Vendredi 19 juin 2009



    Marc Antoine Rouvre pose ses deux pouces sur la glace froide du lecteur bancaire placé en bout de chaîne du supermarché. Le temps d’un cycle respiratoire et les informations contenues dans les mini puces implantées entre le derme et l’hypoderme de sa peau sont transmises au Centre de Gestion de Vie qui gère le vécu de chaque individu de la planète Terre. Son sort dépend désormais de l’efficacité du commando de liquidateurs chargé de sa faillite personnelle.
    Le 18 novembre 2036, à 16 heures 36, Marc Antoine Rouvre, enregistré sous le N° 118111991XWFAB00006 par l’ordinateur central du CGV, vient d’être condamné à mort. Telle est la Loi Universelle à laquelle tous les individus vivants sont soumis. Sans aucune possibilité d’appel ni autres recours. Ironie du sort, cette date fatidique est celle de son anniversaire. Épitaphe simple: il n’aura vécu que 45 ans.
    Il est, aujourd’hui, au carrefour de sa vie. Certains disent: à la fourche du diable. Son choix est simple: fuir ou attendre patiemment qu’un duo de liquidateurs vienne le cueillir, tel un fruit mûr, pour l’amener vers une fin de vie digne.

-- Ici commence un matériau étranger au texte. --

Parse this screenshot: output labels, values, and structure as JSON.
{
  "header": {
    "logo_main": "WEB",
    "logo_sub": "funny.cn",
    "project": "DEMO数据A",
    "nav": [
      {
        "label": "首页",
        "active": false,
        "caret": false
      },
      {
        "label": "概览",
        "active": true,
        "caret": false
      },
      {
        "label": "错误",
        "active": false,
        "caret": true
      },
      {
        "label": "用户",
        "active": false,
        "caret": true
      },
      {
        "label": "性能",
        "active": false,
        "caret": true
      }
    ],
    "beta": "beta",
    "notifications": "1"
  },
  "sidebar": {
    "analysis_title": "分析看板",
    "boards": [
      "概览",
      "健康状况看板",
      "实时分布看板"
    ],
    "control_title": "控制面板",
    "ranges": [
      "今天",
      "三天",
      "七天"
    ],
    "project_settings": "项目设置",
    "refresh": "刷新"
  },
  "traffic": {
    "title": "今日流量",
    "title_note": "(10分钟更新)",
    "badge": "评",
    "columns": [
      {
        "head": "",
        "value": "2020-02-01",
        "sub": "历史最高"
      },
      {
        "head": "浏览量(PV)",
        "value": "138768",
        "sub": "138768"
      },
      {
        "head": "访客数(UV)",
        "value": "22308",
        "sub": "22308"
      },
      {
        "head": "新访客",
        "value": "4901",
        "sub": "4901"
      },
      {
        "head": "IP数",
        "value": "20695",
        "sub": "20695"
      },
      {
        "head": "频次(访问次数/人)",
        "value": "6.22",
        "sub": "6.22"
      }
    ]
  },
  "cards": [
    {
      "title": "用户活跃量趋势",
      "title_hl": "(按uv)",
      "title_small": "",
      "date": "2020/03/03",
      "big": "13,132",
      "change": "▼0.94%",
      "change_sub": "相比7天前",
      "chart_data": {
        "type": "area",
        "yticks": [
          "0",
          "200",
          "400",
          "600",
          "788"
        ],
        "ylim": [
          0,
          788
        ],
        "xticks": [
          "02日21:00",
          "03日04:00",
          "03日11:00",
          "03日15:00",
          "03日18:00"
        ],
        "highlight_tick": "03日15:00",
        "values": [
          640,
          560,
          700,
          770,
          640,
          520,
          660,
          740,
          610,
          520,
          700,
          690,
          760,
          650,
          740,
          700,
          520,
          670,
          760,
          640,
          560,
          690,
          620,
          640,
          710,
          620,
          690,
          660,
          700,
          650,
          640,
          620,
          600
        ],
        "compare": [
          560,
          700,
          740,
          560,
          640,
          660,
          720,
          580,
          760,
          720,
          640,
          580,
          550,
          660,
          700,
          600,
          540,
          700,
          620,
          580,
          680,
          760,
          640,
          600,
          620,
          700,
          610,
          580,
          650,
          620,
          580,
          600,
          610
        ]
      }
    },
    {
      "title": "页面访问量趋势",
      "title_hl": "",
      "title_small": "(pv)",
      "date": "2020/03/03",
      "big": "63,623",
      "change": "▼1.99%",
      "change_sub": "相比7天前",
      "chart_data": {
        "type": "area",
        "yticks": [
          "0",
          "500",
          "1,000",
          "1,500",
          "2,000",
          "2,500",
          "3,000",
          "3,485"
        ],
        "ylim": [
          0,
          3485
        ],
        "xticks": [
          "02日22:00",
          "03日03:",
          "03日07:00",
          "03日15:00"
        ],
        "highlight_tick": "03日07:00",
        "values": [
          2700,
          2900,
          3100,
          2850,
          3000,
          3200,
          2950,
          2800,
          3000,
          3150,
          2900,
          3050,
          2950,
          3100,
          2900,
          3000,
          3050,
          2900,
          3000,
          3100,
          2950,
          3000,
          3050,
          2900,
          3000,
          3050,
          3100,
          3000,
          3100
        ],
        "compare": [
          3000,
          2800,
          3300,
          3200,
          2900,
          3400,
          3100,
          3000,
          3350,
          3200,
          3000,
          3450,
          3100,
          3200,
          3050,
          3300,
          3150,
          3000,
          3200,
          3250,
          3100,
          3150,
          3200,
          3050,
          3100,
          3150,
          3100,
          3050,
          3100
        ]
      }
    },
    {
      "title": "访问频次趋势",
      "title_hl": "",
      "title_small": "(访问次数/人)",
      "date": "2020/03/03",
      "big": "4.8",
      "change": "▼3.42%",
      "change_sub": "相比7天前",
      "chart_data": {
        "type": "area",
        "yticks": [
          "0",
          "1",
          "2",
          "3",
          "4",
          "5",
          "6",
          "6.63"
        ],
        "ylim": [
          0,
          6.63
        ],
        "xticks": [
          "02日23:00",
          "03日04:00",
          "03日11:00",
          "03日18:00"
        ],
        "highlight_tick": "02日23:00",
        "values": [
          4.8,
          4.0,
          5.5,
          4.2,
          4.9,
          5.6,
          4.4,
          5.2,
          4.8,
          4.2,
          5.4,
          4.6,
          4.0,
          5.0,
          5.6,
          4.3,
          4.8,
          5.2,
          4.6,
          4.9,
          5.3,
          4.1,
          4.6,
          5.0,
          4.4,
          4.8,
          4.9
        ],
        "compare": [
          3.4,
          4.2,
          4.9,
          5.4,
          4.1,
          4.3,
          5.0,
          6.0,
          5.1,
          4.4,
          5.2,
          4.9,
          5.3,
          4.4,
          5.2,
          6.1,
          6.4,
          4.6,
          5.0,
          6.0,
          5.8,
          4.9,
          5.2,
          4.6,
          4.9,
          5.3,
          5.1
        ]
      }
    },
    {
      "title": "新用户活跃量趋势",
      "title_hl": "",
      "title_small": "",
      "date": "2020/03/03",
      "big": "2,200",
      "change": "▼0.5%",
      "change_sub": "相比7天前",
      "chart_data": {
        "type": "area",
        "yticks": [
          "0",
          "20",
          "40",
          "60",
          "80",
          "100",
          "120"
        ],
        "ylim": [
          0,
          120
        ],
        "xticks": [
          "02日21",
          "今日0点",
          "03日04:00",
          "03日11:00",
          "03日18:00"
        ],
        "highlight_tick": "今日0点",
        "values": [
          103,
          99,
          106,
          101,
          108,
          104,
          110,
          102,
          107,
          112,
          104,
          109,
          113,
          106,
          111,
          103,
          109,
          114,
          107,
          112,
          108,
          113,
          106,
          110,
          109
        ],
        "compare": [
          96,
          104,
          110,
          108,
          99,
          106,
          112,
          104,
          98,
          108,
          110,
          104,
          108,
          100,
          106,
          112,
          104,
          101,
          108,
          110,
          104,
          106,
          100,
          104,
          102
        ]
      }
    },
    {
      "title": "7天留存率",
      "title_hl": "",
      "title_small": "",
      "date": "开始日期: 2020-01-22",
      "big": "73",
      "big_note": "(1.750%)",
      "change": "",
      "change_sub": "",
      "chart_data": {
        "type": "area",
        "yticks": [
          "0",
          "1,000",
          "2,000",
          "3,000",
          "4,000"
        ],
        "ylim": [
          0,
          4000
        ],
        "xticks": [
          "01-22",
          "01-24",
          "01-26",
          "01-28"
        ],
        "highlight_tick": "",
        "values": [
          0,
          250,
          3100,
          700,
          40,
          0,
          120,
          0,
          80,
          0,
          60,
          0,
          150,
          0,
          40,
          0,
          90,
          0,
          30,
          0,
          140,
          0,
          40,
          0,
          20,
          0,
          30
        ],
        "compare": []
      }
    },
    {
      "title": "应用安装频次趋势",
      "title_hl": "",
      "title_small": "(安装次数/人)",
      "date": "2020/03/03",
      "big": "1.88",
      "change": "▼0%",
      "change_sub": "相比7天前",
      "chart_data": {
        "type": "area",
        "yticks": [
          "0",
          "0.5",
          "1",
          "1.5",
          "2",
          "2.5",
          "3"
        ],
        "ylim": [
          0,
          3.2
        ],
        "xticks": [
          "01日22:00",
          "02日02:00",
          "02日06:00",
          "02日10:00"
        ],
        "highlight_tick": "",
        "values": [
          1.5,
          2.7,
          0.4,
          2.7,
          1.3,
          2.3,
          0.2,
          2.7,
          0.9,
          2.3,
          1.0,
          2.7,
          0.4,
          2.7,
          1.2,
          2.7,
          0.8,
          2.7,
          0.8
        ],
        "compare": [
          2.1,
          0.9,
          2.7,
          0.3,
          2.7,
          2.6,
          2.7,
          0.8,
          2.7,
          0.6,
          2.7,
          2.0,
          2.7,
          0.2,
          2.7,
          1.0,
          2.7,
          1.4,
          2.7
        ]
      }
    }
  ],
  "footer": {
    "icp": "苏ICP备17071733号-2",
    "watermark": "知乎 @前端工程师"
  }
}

    Fuir signifie rompre tous les liens sociaux qui sont les siens et tenter d’échapper à l’exécution pour rejoindre une des zones de non droit, offertes aux rebelles de toutes catégories,  et y survivre.
    Attendre est offrir sa gorge au couteau.
    - Vous venez de bénéficier d’une remise de 10% sur notre promotion café, lui dit en souriant une contrôleuse aux yeux noisettes.
    - Merci, lui répond-il.
    Il n’ajoute pas <<vous venez de me sauver la vie>>, pour éviter d’être repéré comme fugitif potentiel, mais il le pense très fort.
    Calcul arithmétique: 60 - 0,60 = 59,40
    Son temps de vie, avant de franchir le Rubicon, était de 68 secondes.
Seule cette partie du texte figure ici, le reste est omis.